In short: wavelets and relatives are pretty good at compacting a sufficiently large class of regular-enough and useful signals and images. What follows are signal properties (and corresponding wavelet features) that make wavelets good (not best) candidates for lossy compression:
- piecewise-smooth (vanishing moments, or cancellation of low-order polynomials)
- edges or jumps (gradient-like or Laplacian behavior of wavelets)
- localized oscillations (zero-average and wiggling wavelet shape)
- noise or spurious events (orthogonality and sparsity enhancement)
As said by @hops, the efficiency of wavelets for compression depends of the good matching of a signal class and the chosen wavelets.
Let us restrict here to non-redundant discrete transformations: discrete Fourier and discrete wavelets. Both are orthogonal, or close enough (bio-orthogonal wavelets) to skip the distinction.
So both, when transform coefficients are discarded, are least-squares approximations. But least-squares are not the best metric for compression: if you double the amplitude of a sample, the energy is multiplied by $4$, but it only adds one bit to the stored data, in a $\log_2$ reasoning.
In a way, a transform will help compression if it reduces the logarithmic cost or bit-budget of a discrete signal; hence, if the coefficients have a power law $1/c^{\beta}$ that decreases fast enough (the highest the $\beta$, the better).
This feature is often called the compressibility of signals. It can be assessed empirically, but also theoretically based on complicated functional analysis (Besov, Sobolev spaces).
However, consider the useful class of $C^\alpha$ piecewise regular signals, $\alpha \ge 1$. They are locally smooth, with jumps (edges). Taking the largest $M$ coefficients for compression (or nonlinear approximation), the mean squared error for the Fourier basis will asymptotically decrease in $1/M$ for Fourier (because of Gibbs ringing). While wavelet approximations can decrease as $1/M^{-2\alpha}$. The smoother the signal, the better the wavelet compressibility. In other words, Fourier cannot use the regularity of the signal.

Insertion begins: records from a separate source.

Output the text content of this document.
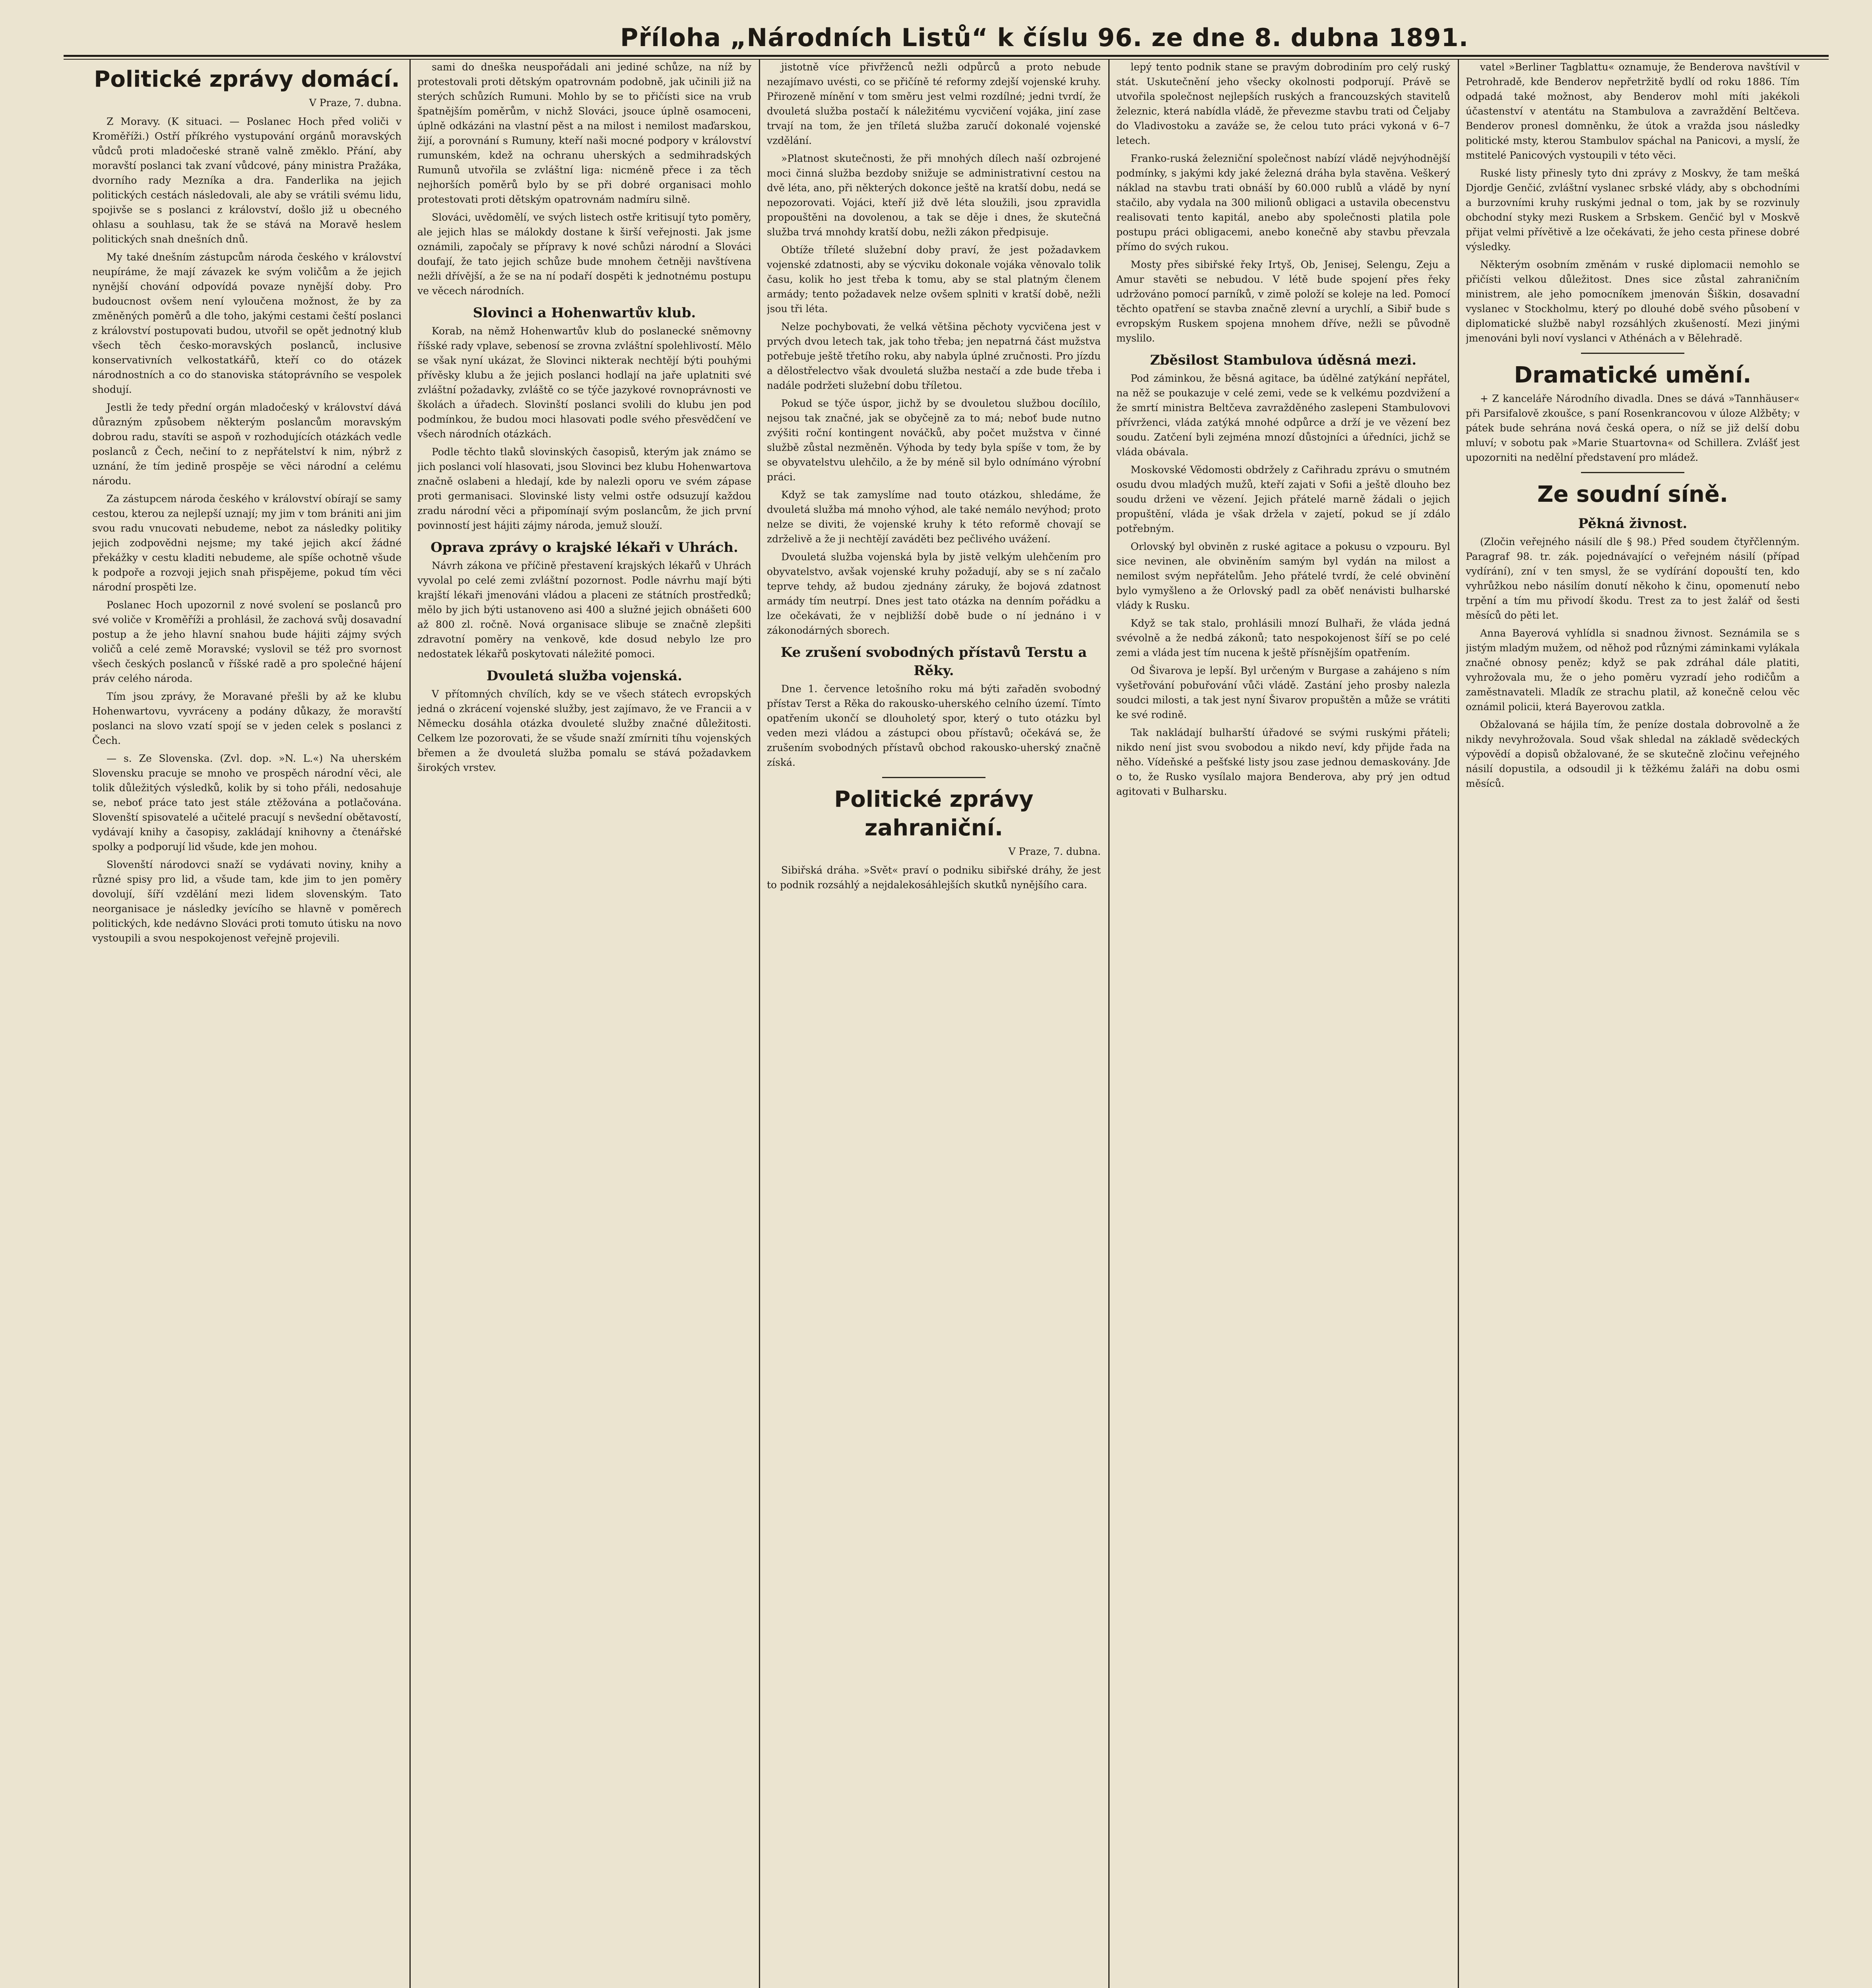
Příloha „Národních Listů“ k číslu 96. ze dne 8. dubna 1891.
Politické zprávy domácí.
V Praze, 7. dubna.

Z Moravy. (K situaci. — Poslanec Hoch před voliči v Kroměříži.) Ostří příkrého vystupování orgánů moravských vůdců proti mladočeské straně valně změklo. Přání, aby moravští poslanci tak zvaní vůdcové, pány ministra Pražáka, dvorního rady Mezníka a dra. Fanderlika na jejich politických cestách následovali, ale aby se vrátili svému lidu, spojivše se s poslanci z království, došlo již u obecného ohlasu a souhlasu, tak že se stává na Moravě heslem politických snah dnešních dnů.

My také dnešním zástupcům národa českého v království neupíráme, že mají závazek ke svým voličům a že jejich nynější chování odpovídá povaze nynější doby. Pro budoucnost ovšem není vyloučena možnost, že by za změněných poměrů a dle toho, jakými cestami čeští poslanci z království postupovati budou, utvořil se opět jednotný klub všech těch česko-moravských poslanců, inclusive konservativních velkostatkářů, kteří co do otázek národnostních a co do stanoviska státoprávního se vespolek shodují.

Jestli že tedy přední orgán mladočeský v království dává důrazným způsobem některým poslancům moravským dobrou radu, stavíti se aspoň v rozhodujících otázkách vedle poslanců z Čech, nečiní to z nepřátelství k nim, nýbrž z uznání, že tím jedině prospěje se věci národní a celému národu.

Za zástupcem národa českého v království obírají se samy cestou, kterou za nejlepší uznají; my jim v tom brániti ani jim svou radu vnucovati nebudeme, nebot za následky politiky jejich zodpovědni nejsme; my také jejich akcí žádné překážky v cestu kladiti nebudeme, ale spíše ochotně všude k podpoře a rozvoji jejich snah přispějeme, pokud tím věci národní prospěti lze.

Poslanec Hoch upozornil z nové svolení se poslanců pro své voliče v Kroměříži a prohlásil, že zachová svůj dosavadní postup a že jeho hlavní snahou bude hájiti zájmy svých voličů a celé země Moravské; vyslovil se též pro svornost všech českých poslanců v říšské radě a pro společné hájení práv celého národa.

Tím jsou zprávy, že Moravané přešli by až ke klubu Hohenwartovu, vyvráceny a podány důkazy, že moravští poslanci na slovo vzatí spojí se v jeden celek s poslanci z Čech.

— s. Ze Slovenska. (Zvl. dop. »N. L.«) Na uherském Slovensku pracuje se mnoho ve prospěch národní věci, ale tolik důležitých výsledků, kolik by si toho přáli, nedosahuje se, neboť práce tato jest stále ztěžována a potlačována. Slovenští spisovatelé a učitelé pracují s nevšední obětavostí, vydávají knihy a časopisy, zakládají knihovny a čtenářské spolky a podporují lid všude, kde jen mohou.

Slovenští národovci snaží se vydávati noviny, knihy a různé spisy pro lid, a všude tam, kde jim to jen poměry dovolují, šíří vzdělání mezi lidem slovenským. Tato neorganisace je následky jevícího se hlavně v poměrech politických, kde nedávno Slováci proti tomuto útisku na novo vystoupili a svou nespokojenost veřejně projevili.

sami do dneška neuspořádali ani jediné schůze, na níž by protestovali proti dětským opatrovnám podobně, jak učinili již na sterých schůzích Rumuni. Mohlo by se to přičísti sice na vrub špatnějším poměrům, v nichž Slováci, jsouce úplně osamoceni, úplně odkázáni na vlastní pěst a na milost i nemilost maďarskou, žijí, a porovnání s Rumuny, kteří naši mocné podpory v království rumunském, kdež na ochranu uherských a sedmihradských Rumunů utvořila se zvláštní liga: nicméně přece i za těch nejhorších poměrů bylo by se při dobré organisaci mohlo protestovati proti dětským opatrovnám nadmíru silně.

Slováci, uvědomělí, ve svých listech ostře kritisují tyto poměry, ale jejich hlas se málokdy dostane k širší veřejnosti. Jak jsme oznámili, započaly se přípravy k nové schůzi národní a Slováci doufají, že tato jejich schůze bude mnohem četněji navštívena nežli dřívější, a že se na ní podaří dospěti k jednotnému postupu ve věcech národních.

Slovinci a Hohenwartův klub.

Korab, na němž Hohenwartův klub do poslanecké sněmovny říšské rady vplave, sebenosí se zrovna zvláštní spolehlivostí. Mělo se však nyní ukázat, že Slovinci nikterak nechtějí býti pouhými přívěsky klubu a že jejich poslanci hodlají na jaře uplatniti své zvláštní požadavky, zvláště co se týče jazykové rovnoprávnosti ve školách a úřadech. Slovinští poslanci svolili do klubu jen pod podmínkou, že budou moci hlasovati podle svého přesvědčení ve všech národních otázkách.

Podle těchto tlaků slovinských časopisů, kterým jak známo se jich poslanci volí hlasovati, jsou Slovinci bez klubu Hohenwartova značně oslabeni a hledají, kde by nalezli oporu ve svém zápase proti germanisaci. Slovinské listy velmi ostře odsuzují každou zradu národní věci a připomínají svým poslancům, že jich první povinností jest hájiti zájmy národa, jemuž slouží.

Oprava zprávy o krajské lékaři v Uhrách.

Návrh zákona ve příčině přestavení krajských lékařů v Uhrách vyvolal po celé zemi zvláštní pozornost. Podle návrhu mají býti krajští lékaři jmenováni vládou a placeni ze státních prostředků; mělo by jich býti ustanoveno asi 400 a služné jejich obnášeti 600 až 800 zl. ročně. Nová organisace slibuje se značně zlepšiti zdravotní poměry na venkově, kde dosud nebylo lze pro nedostatek lékařů poskytovati náležité pomoci.

Dvouletá služba vojenská.

V přítomných chvílích, kdy se ve všech státech evropských jedná o zkrácení vojenské služby, jest zajímavo, že ve Francii a v Německu dosáhla otázka dvouleté služby značné důležitosti. Celkem lze pozorovati, že se všude snaží zmírniti tíhu vojenských břemen a že dvouletá služba pomalu se stává požadavkem širokých vrstev.

jistotně více přivřženců nežli odpůrců a proto nebude nezajímavo uvésti, co se přičíně té reformy zdejší vojenské kruhy. Přirozeně mínění v tom směru jest velmi rozdílné; jedni tvrdí, že dvouletá služba postačí k náležitému vycvičení vojáka, jiní zase trvají na tom, že jen tříletá služba zaručí dokonalé vojenské vzdělání.

»Platnost skutečnosti, že při mnohých dílech naší ozbrojené moci činná služba bezdoby snižuje se administrativní cestou na dvě léta, ano, při některých dokonce ještě na kratší dobu, nedá se nepozorovati. Vojáci, kteří již dvě léta sloužili, jsou zpravidla propouštěni na dovolenou, a tak se děje i dnes, že skutečná služba trvá mnohdy kratší dobu, nežli zákon předpisuje.

Obtíže tříleté služební doby praví, že jest požadavkem vojenské zdatnosti, aby se výcviku dokonale vojáka věnovalo tolik času, kolik ho jest třeba k tomu, aby se stal platným členem armády; tento požadavek nelze ovšem splniti v kratší době, nežli jsou tři léta.

Nelze pochybovati, že velká většina pěchoty vycvičena jest v prvých dvou letech tak, jak toho třeba; jen nepatrná část mužstva potřebuje ještě třetího roku, aby nabyla úplné zručnosti. Pro jízdu a dělostřelectvo však dvouletá služba nestačí a zde bude třeba i nadále podržeti služební dobu tříletou.

Pokud se týče úspor, jichž by se dvouletou službou docílilo, nejsou tak značné, jak se obyčejně za to má; neboť bude nutno zvýšiti roční kontingent nováčků, aby počet mužstva v činné službě zůstal nezměněn. Výhoda by tedy byla spíše v tom, že by se obyvatelstvu ulehčilo, a že by méně sil bylo odnímáno výrobní práci.

Když se tak zamyslíme nad touto otázkou, shledáme, že dvouletá služba má mnoho výhod, ale také nemálo nevýhod; proto nelze se diviti, že vojenské kruhy k této reformě chovají se zdrželivě a že ji nechtějí zaváděti bez pečlivého uvážení.

Dvouletá služba vojenská byla by jistě velkým ulehčením pro obyvatelstvo, avšak vojenské kruhy požadují, aby se s ní začalo teprve tehdy, až budou zjednány záruky, že bojová zdatnost armády tím neutrpí. Dnes jest tato otázka na denním pořádku a lze očekávati, že v nejbližší době bude o ní jednáno i v zákonodárných sborech.

Ke zrušení svobodných přístavů Terstu a Rěky.

Dne 1. července letošního roku má býti zařaděn svobodný přístav Terst a Rěka do rakousko-uherského celního území. Tímto opatřením ukončí se dlouholetý spor, který o tuto otázku byl veden mezi vládou a zástupci obou přístavů; očekává se, že zrušením svobodných přístavů obchod rakousko-uherský značně získá.

Politické zprávy zahraniční.
V Praze, 7. dubna.

Sibiřská dráha. »Svět« praví o podniku sibiřské dráhy, že jest to podnik rozsáhlý a nejdalekosáhlejších skutků nynějšího cara.

lepý tento podnik stane se pravým dobrodiním pro celý ruský stát. Uskutečnění jeho všecky okolnosti podporují. Právě se utvořila společnost nejlepších ruských a francouzských stavitelů železnic, která nabídla vládě, že převezme stavbu trati od Čeljaby do Vladivostoku a zaváže se, že celou tuto práci vykoná v 6–7 letech.

Franko-ruská železniční společnost nabízí vládě nejvýhodnější podmínky, s jakými kdy jaké železná dráha byla stavěna. Veškerý náklad na stavbu trati obnáší by 60.000 rublů a vládě by nyní stačilo, aby vydala na 300 milionů obligaci a ustavila obecenstvu realisovati tento kapitál, anebo aby společnosti platila pole postupu práci obligacemi, anebo konečně aby stavbu převzala přímo do svých rukou.

Mosty přes sibiřské řeky Irtyš, Ob, Jenisej, Selengu, Zeju a Amur stavěti se nebudou. V létě bude spojení přes řeky udržováno pomocí parníků, v zimě položí se koleje na led. Pomocí těchto opatření se stavba značně zlevní a urychlí, a Sibiř bude s evropským Ruskem spojena mnohem dříve, nežli se původně myslilo.

Zběsilost Stambulova úděsná mezi.

Pod záminkou, že běsná agitace, ba údělné zatýkání nepřátel, na něž se poukazuje v celé zemi, vede se k velkému pozdvižení a že smrtí ministra Beltčeva zavražděného zaslepeni Stambulovovi přívrženci, vláda zatýká mnohé odpůrce a drží je ve vězení bez soudu. Zatčení byli zejména mnozí důstojníci a úředníci, jichž se vláda obávala.

Moskovské Vědomosti obdržely z Cařihradu zprávu o smutném osudu dvou mladých mužů, kteří zajati v Sofii a ještě dlouho bez soudu drženi ve vězení. Jejich přátelé marně žádali o jejich propuštění, vláda je však držela v zajetí, pokud se jí zdálo potřebným.

Orlovský byl obviněn z ruské agitace a pokusu o vzpouru. Byl sice nevinen, ale obviněním samým byl vydán na milost a nemilost svým nepřátelům. Jeho přátelé tvrdí, že celé obvinění bylo vymyšleno a že Orlovský padl za oběť nenávisti bulharské vlády k Rusku.

Když se tak stalo, prohlásili mnozí Bulhaři, že vláda jedná svévolně a že nedbá zákonů; tato nespokojenost šíří se po celé zemi a vláda jest tím nucena k ještě přísnějším opatřením.

Od Šivarova je lepší. Byl určeným v Burgase a zahájeno s ním vyšetřování pobuřování vůči vládě. Zastání jeho prosby nalezla soudci milosti, a tak jest nyní Šivarov propuštěn a může se vrátiti ke své rodině.

Tak nakládají bulharští úřadové se svými ruskými přáteli; nikdo není jist svou svobodou a nikdo neví, kdy přijde řada na něho. Vídeňské a pešťské listy jsou zase jednou demaskovány. Jde o to, že Rusko vysílalo majora Benderova, aby prý jen odtud agitovati v Bulharsku.

vatel »Berliner Tagblattu« oznamuje, že Benderova navštívil v Petrohradě, kde Benderov nepřetržitě bydlí od roku 1886. Tím odpadá také možnost, aby Benderov mohl míti jakékoli účastenství v atentátu na Stambulova a zavraždění Beltčeva. Benderov pronesl domněnku, že útok a vražda jsou následky politické msty, kterou Stambulov spáchal na Panicovi, a myslí, že mstitelé Panicových vystoupili v této věci.

Ruské listy přinesly tyto dni zprávy z Moskvy, že tam mešká Djordje Genčić, zvláštní vyslanec srbské vlády, aby s obchodními a burzovními kruhy ruskými jednal o tom, jak by se rozvinuly obchodní styky mezi Ruskem a Srbskem. Genčić byl v Moskvě přijat velmi přívětivě a lze očekávati, že jeho cesta přinese dobré výsledky.

Některým osobním změnám v ruské diplomacii nemohlo se přičísti velkou důležitost. Dnes sice zůstal zahraničním ministrem, ale jeho pomocníkem jmenován Šiškin, dosavadní vyslanec v Stockholmu, který po dlouhé době svého působení v diplomatické službě nabyl rozsáhlých zkušeností. Mezi jinými jmenováni byli noví vyslanci v Athénách a v Bělehradě.

Dramatické umění.

+ Z kanceláře Národního divadla. Dnes se dává »Tannhäuser« při Parsifalově zkoušce, s paní Rosenkrancovou v úloze Alžběty; v pátek bude sehrána nová česká opera, o níž se již delší dobu mluví; v sobotu pak »Marie Stuartovna« od Schillera. Zvlášť jest upozorniti na nedělní představení pro mládež.

Ze soudní síně.
Pěkná živnost.

(Zločin veřejného násilí dle § 98.) Před soudem čtyřčlenným. Paragraf 98. tr. zák. pojednávající o veřejném násilí (případ vydírání), zní v ten smysl, že se vydírání dopouští ten, kdo vyhrůžkou nebo násilím donutí někoho k činu, opomenutí nebo trpění a tím mu přivodí škodu. Trest za to jest žalář od šesti měsíců do pěti let.

Anna Bayerová vyhlídla si snadnou živnost. Seznámila se s jistým mladým mužem, od něhož pod různými záminkami vylákala značné obnosy peněz; když se pak zdráhal dále platiti, vyhrožovala mu, že o jeho poměru vyzradí jeho rodičům a zaměstnavateli. Mladík ze strachu platil, až konečně celou věc oznámil policii, která Bayerovou zatkla.

Obžalovaná se hájila tím, že peníze dostala dobrovolně a že nikdy nevyhrožovala. Soud však shledal na základě svědeckých výpovědí a dopisů obžalované, že se skutečně zločinu veřejného násilí dopustila, a odsoudil ji k těžkému žaláři na dobu osmi měsíců.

In practice, this is not so simple. The complex aspect of Fourier is somewhat difficult to handle. Quantization should be taken into account. The storage of the highest coefficients location costs too. Perceptual distortion should play a role, at least for lossy compression.
So at low compression rates, local Fourier decompositions like the JPEG DCT can perform as well as wavelets, since asymptotic proofs do not apply. Indeed, local cosine bases, lapped orthogonal transforms that bridge the gap between Fourier and standard wavelets perform well too, and they are used in the MP3 standard (MDCT). For images, the 2D aspect renders separable wavelets less efficient than in 1D.
For strict lossless compression through, (wavelet) transforms are not the state-of-the-art yet.